Mengutip The Washington Post, mulanya dalam aturan itu hanya melarang negara Suriah. Enam negara lainnya, Irak, Iran, Sudan, Libya, Yaman, dan Somalia tidak disebutkan secara spesifik atau dimasukan ke dalam daftar pembatasan secara bertahap. 

Ini merupakan petunjuk pertama bahwa orang-orang dari tujuh negara itu telah dibatasi untuk memasuki AS. Sementara Trump menggunakan platform legal ini dan membawanya ke level baru. 

RUU itu lalu diperkenalkan di Senat oleh Dianne Feinstein Senator AS dari Partai Demokrat yang telah menjabat sejak 1992 hingga kini, dan Jeff Flake yang juga pernah menjadi senator dari Partai Republik. Saat itulah RUU Peningkatan Program Pengabaian Visa dan Pencegahan Perjalanan Teroris diundangkan pada 2015.

Pada 2016, pemerintahan Obama baru menambahkan Libya, Somalia, dan Yaman ke daftar pembatasan. Namun mereka mengatakan tidak akan menerapkan pembatasan terhadap warga negara yang punya kewarganegaraan ganda dari negara-negara tersebut.

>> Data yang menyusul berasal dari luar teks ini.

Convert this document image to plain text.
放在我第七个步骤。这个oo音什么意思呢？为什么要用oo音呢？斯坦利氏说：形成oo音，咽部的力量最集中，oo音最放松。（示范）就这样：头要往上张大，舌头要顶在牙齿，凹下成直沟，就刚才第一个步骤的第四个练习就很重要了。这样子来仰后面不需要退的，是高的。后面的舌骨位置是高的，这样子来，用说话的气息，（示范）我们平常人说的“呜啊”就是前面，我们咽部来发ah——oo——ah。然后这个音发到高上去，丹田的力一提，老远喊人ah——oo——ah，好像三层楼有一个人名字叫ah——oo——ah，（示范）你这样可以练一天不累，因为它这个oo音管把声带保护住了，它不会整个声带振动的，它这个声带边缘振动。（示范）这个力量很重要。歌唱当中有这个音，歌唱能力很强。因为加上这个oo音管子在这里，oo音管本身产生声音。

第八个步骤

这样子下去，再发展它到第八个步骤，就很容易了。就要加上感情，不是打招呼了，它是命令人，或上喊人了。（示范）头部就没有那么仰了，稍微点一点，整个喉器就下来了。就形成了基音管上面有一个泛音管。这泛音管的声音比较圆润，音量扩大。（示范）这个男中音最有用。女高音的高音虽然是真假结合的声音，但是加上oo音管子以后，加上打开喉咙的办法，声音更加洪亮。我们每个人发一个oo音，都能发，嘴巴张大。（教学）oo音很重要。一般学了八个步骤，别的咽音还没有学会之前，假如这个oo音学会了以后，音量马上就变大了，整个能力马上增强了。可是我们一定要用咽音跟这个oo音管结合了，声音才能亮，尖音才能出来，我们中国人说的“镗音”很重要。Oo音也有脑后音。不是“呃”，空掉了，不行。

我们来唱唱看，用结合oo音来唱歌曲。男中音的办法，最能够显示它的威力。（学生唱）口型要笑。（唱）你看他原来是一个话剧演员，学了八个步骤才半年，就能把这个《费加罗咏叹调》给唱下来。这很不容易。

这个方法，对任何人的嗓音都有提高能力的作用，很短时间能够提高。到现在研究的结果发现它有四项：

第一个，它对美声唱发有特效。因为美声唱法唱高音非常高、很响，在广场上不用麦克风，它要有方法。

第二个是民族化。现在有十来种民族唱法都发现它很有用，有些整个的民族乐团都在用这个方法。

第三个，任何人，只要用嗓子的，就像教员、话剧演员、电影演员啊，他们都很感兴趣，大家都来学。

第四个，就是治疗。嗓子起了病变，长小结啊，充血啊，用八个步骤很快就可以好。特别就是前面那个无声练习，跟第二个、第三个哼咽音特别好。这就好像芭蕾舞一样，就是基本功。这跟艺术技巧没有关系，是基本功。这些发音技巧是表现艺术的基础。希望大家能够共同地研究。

Masih menurut Observer, seorang pengacara di Komite Anti-Diskriminasi Arab Amerika, Yolanda Rondon menjadi salah satu orang yang keras mengkritik kebijakan itu. Kebijakan ini menurutnya didasarkan pada asumsi yang tidak dapat diandalkan apabila menganggap orang Arab lebih rentan terhadap terorisme. Menurutnya hal ini malah melanggengkan stereotip bahwa orang Arab adalah teroris.

Pada Januari 2016, salah satu korban larangan yang diterapkan selama pemerintahan Obama yakni Jurnalis BBC Rana Rahimpour. Ia dilarang bepergian ke AS karena ia lahir di Iran.

Diakhiri Biden

Beberapa bulan lagi, era pemerintahan Trump akan berakhir. Kemenangan Joe Biden dalam Pilpres AS 2020 akan menggeser posisi Trump. Apabila Biden menepati janjinya, maka aturan ini akan lenyap seiring dengan hengkangnya Trump dari Gedung Putih.

Peraturan itu sebetulnya lemah dan mudah dibatalkan. Pasalnya menurut ahli kebijakan, beleid tersebut keluar atas perintah eksekutif dan proklamasi presiden. Namun tuntutan hukum dari kaum konservatif dapat menunda proses pembatalan tersebut.

Untuk itu Biden berjanji mendorong politisi membuat undang-undang untuk memerangi meningkatknya jumlah kejahatan rasial di AS. "Komunitas Muslim adalah yang pertama merasakan serangan Donald Trump terhadap komunitas kulit hitam dan coklat di negara ini dengan aturan Muslim Ban yang keji. Pertarungan itu adalah rentetan pembukaan dalam hampir empat tahun tekanan dan penghinaan terus-menerus,” kata Biden.

Joe Biden berhasil unggul dengan perolehan suara Electoral College 290 banding 214 dalam pemungutan suara negara bagian demi negara bagian. Para pendukungnya kini tengah menantikan realisasi janji-janji Biden dan salah satunya mencabut larangan tersebut.